Later that year, two people from India reported having felt an earthquake on IRC, a few minutes apart. The initial estimate based on the time difference was northern India or Pakistan, and pretty strong. That unfortunately turned out to be quite accurate. Horrible, and no longer “on the other side of the world”.

It’s not just the perception of world events though. I remember finding myself having dinner with people from South Korea, Scotland, Catalonia, the Czech Republic and east and west Germany sharing their respective views and experiences regarding independence and/or (re)unification. That’s just not something you get from following the news.

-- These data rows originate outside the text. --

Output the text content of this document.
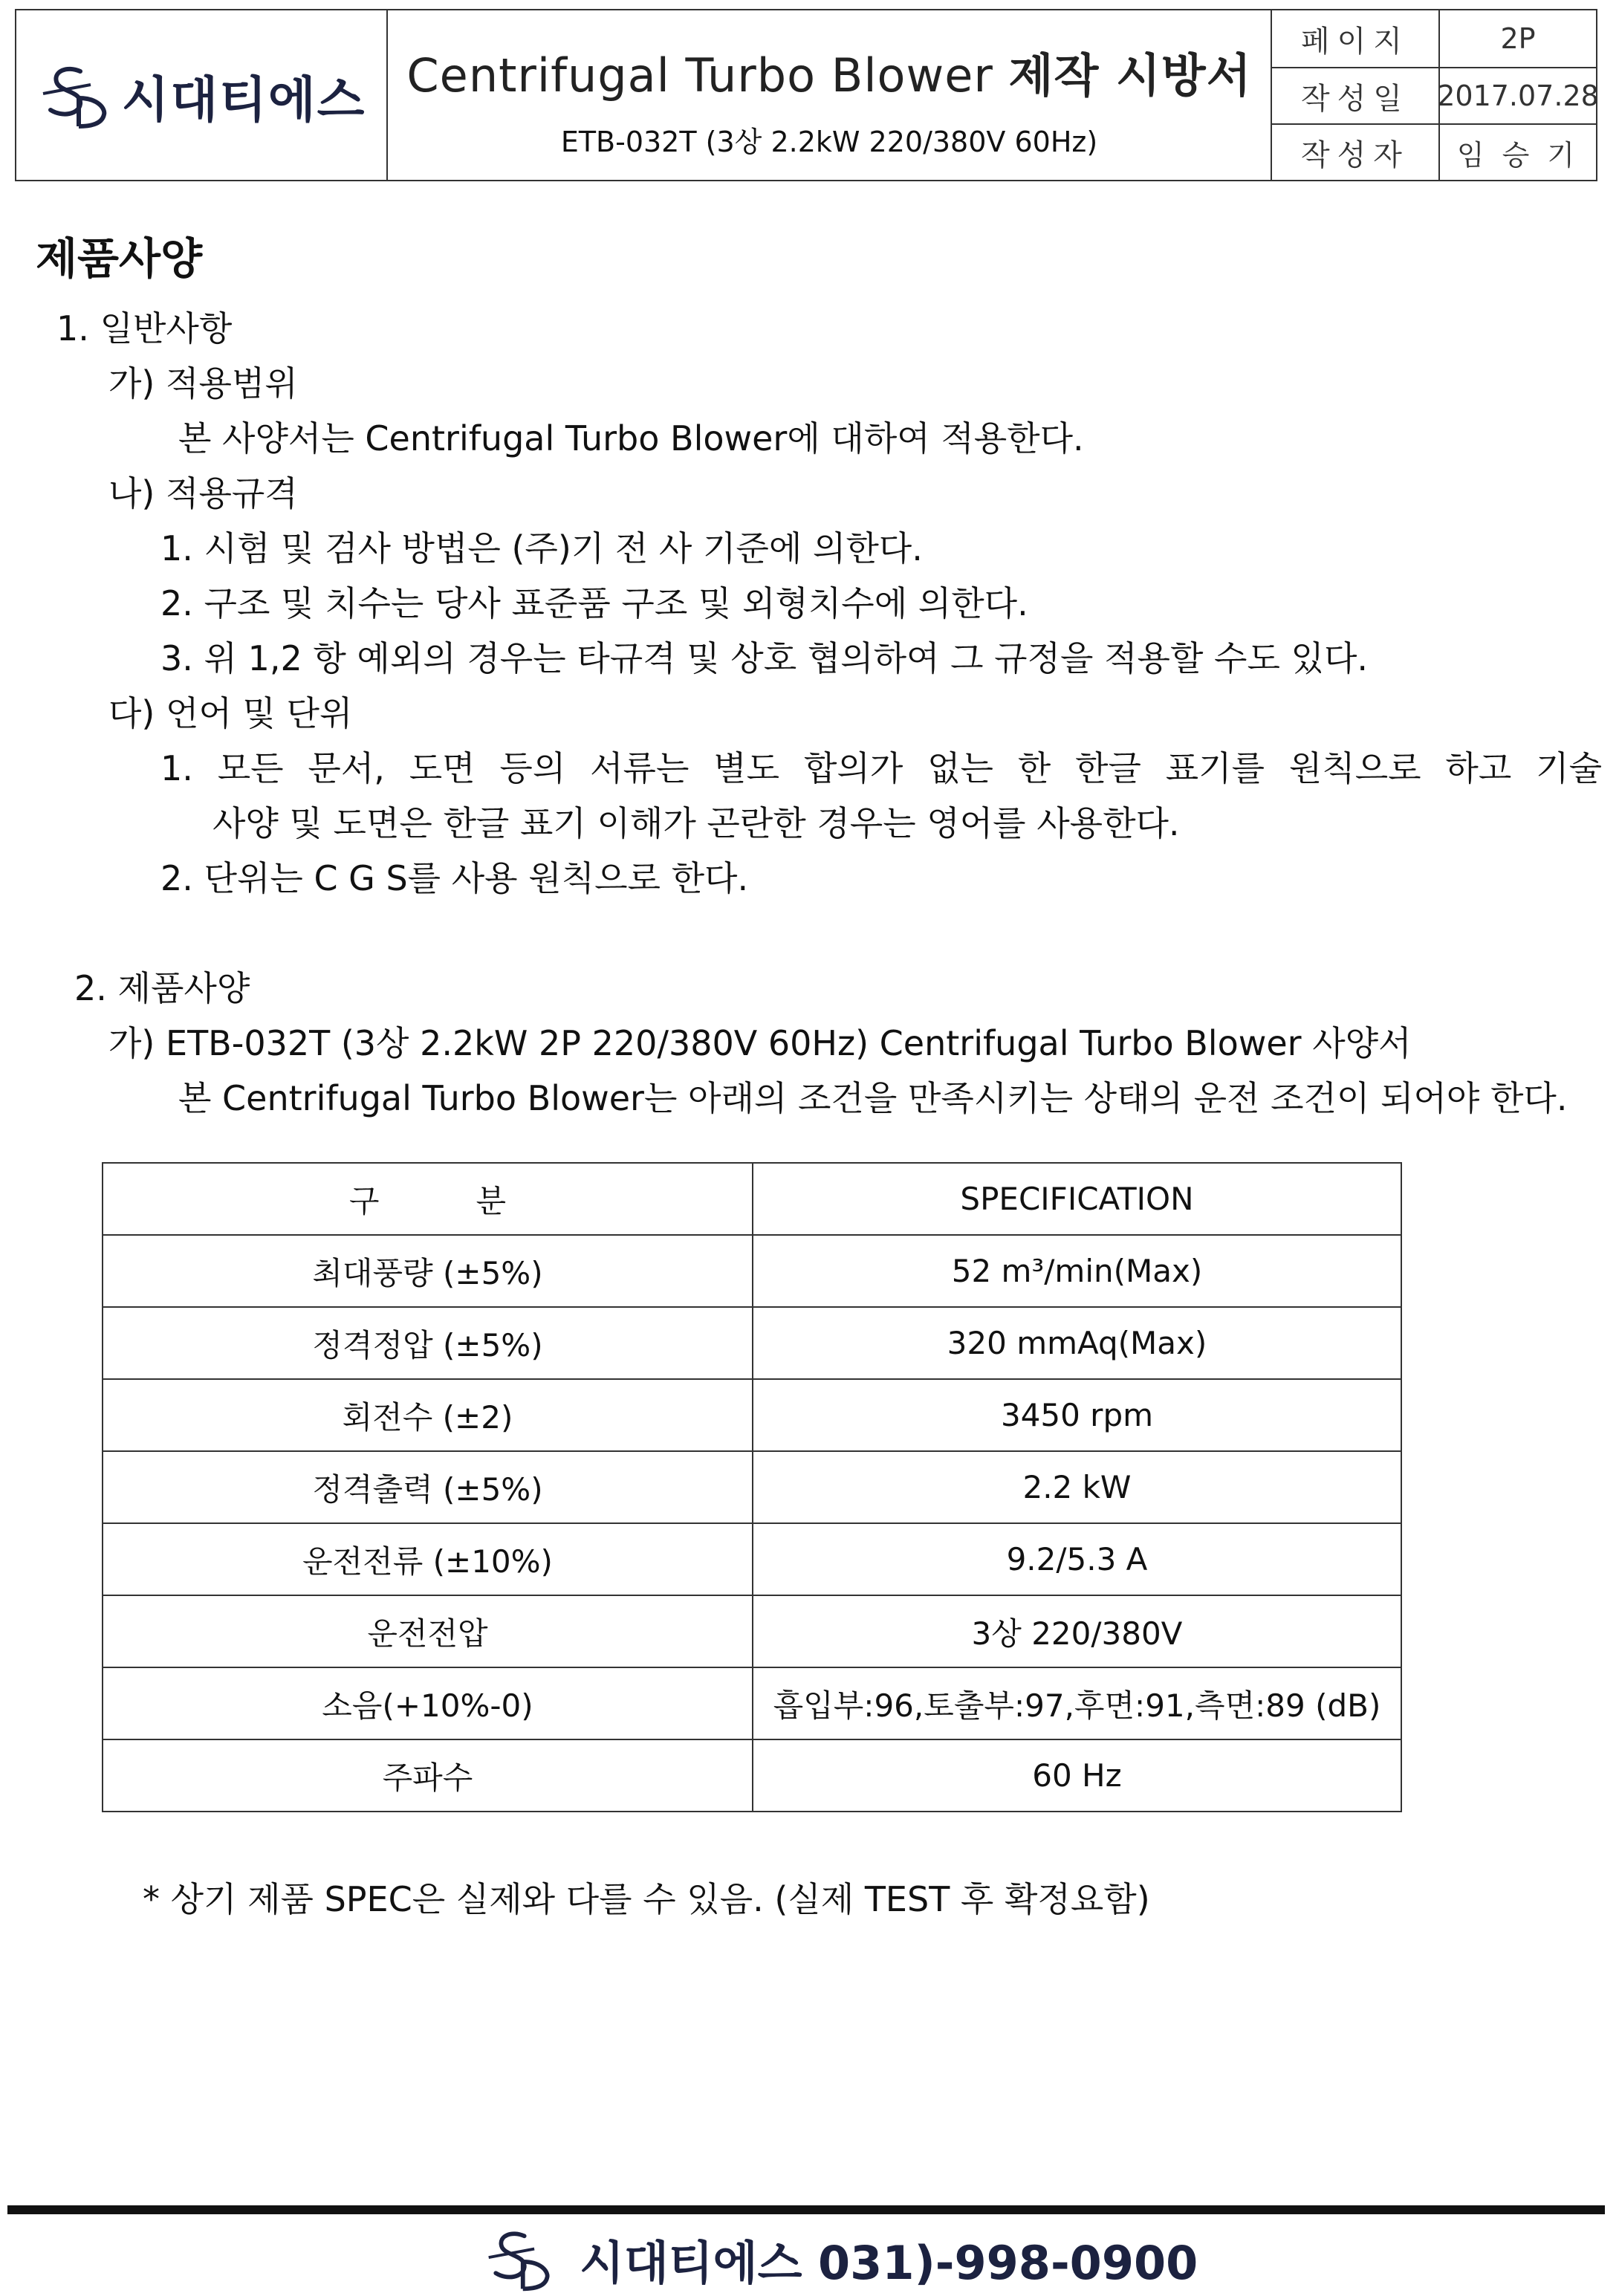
시대티에스 Centrifugal Turbo Blower 제작 시방서
ETB-032T (3상 2.2kW 220/380V 60Hz)
페이지	2P
작성일 2017.07.28
작성자	임 승 기
제품사양
1. 일반사항
가) 적용범위
본 사양서는 Centrifugal Turbo Blower에 대하여 적용한다.
나) 적용규격
1. 시험 및 검사 방법은 (주)기 전 사 기준에 의한다.
2. 구조 및 치수는 당사 표준품 구조 및 외형치수에 의한다.
3. 위 1,2 항 예외의 경우는 타규격 및 상호 협의하여 그 규정을 적용할 수도 있다.
다) 언어 및 단위
1. 모든 문서, 도면 등의 서류는 별도 합의가 없는 한 한글 표기를 원칙으로 하고 기술
사양 및 도면은 한글 표기 이해가 곤란한 경우는 영어를 사용한다.
2. 단위는 C G S를 사용 원칙으로 한다.
2. 제품사양
가) ETB-032T (3상 2.2kW 2P 220/380V 60Hz) Centrifugal Turbo Blower 사양서
본 Centrifugal Turbo Blower는 아래의 조건을 만족시키는 상태의 운전 조건이 되어야 한다.
구분	SPECIFICATION
최대풍량 (±5%)	52 m³/min(Max)
정격정압 (±5%)	320 mmAq(Max)
회전수 (±2)	3450 rpm
정격출력 (±5%)	2.2 kW
운전전류 (±10%)	9.2/5.3 A
운전전압	3상 220/380V
소음(+10%-0)	흡입부:96,토출부:97,후면:91,측면:89 (dB)
주파수	60 Hz
* 상기 제품 SPEC은 실제와 다를 수 있음. (실제 TEST 후 확정요함)
시대티에스 031)-998-0900
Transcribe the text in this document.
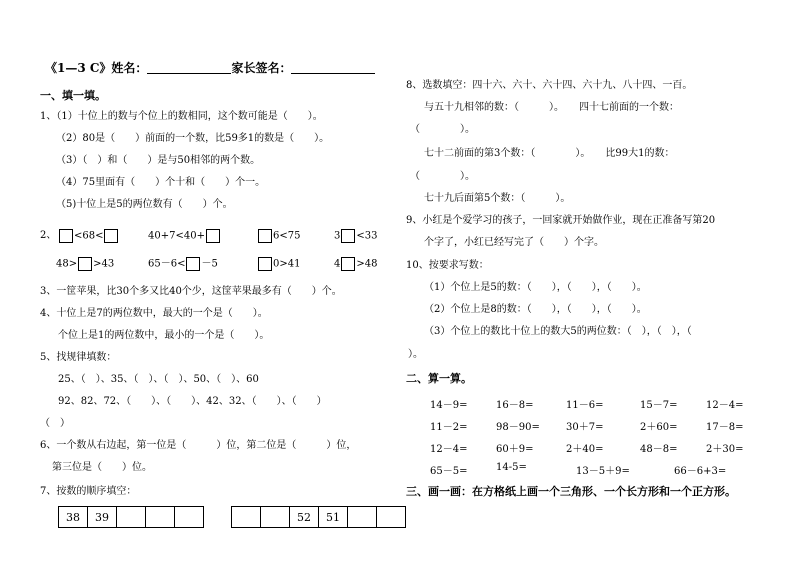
《1—3 C》姓名：	家长签名：
一、填一填。
1、（1）十位上的数与个位上的数相同，这个数可能是（　　）。
（2）80是（　　）前面的一个数，比59多1的数是（　　）。
（3）（　）和（　　）是与50相邻的两个数。
（4）75里面有（　　）个十和（　　）个一。
（5)十位上是5的两位数有（　　）个。
2、	<68<	40+7<40+	6<75	3 <33
48> >43	65－6< －5	0>41	4 >48
3、一筐苹果，比30个多又比40个少，这筐苹果最多有（　　）个。
4、十位上是7的两位数中，最大的一个是（　　）。
个位上是1的两位数中，最小的一个是（　　）。
5、找规律填数：
25、（　）、35、（　）、（　）、50、（　）、60
92、82、72、（　　）、（　　）、42、32、（　　）、（　　）
（　）
6、一个数从右边起，第一位是（　　　）位，第二位是（　　　）位，
第三位是（　　）位。
7、按数的顺序填空：
38	39			
			52	51		
8、选数填空：四十六、六十、六十四、六十九、八十四、一百。
与五十九相邻的数：（　　　）。　　四十七前面的一个数：
（　　　　）。
七十二前面的第3个数：（　　　　）。　　比99大1的数：
（　　　　）。
七十九后面第5个数：（　　　）。
9、小红是个爱学习的孩子，一回家就开始做作业，现在正准备写第20
个字了，小红已经写完了（　　）个字。
10、按要求写数：
（1）个位上是5的数：（　　），（　　），（　　）。
（2）个位上是8的数：（　　），（　　），（　　）。
（3）个位上的数比十位上的数大5的两位数：（　），（　），（
）。
二、算一算。
14－9=	16－8=	11－6=	15－7=	12－4=
11－2=	98－90=	30＋7=	2＋60=	17－8=
12－4=	60＋9=	2＋40=	48－8=	2＋30=
65－5=	14-5=	13－5＋9=	66－6+3=
三、画一画：在方格纸上画一个三角形、一个长方形和一个正方形。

KDE gave me the opportunity to meet people from all over the world, and to travel to many different places on four different continents, showing me different views and perspectives I would otherwise likely not have had access to.

To be continued

How will this continue? I have no idea. If there’s a recurring pattern, it’s that I don’t know what I’m getting myself into, and things tend to escalate way beyond my expectations. I’m still dealing with the fallout of trying to find my departure gate on the way home from the last Randa meeting for example.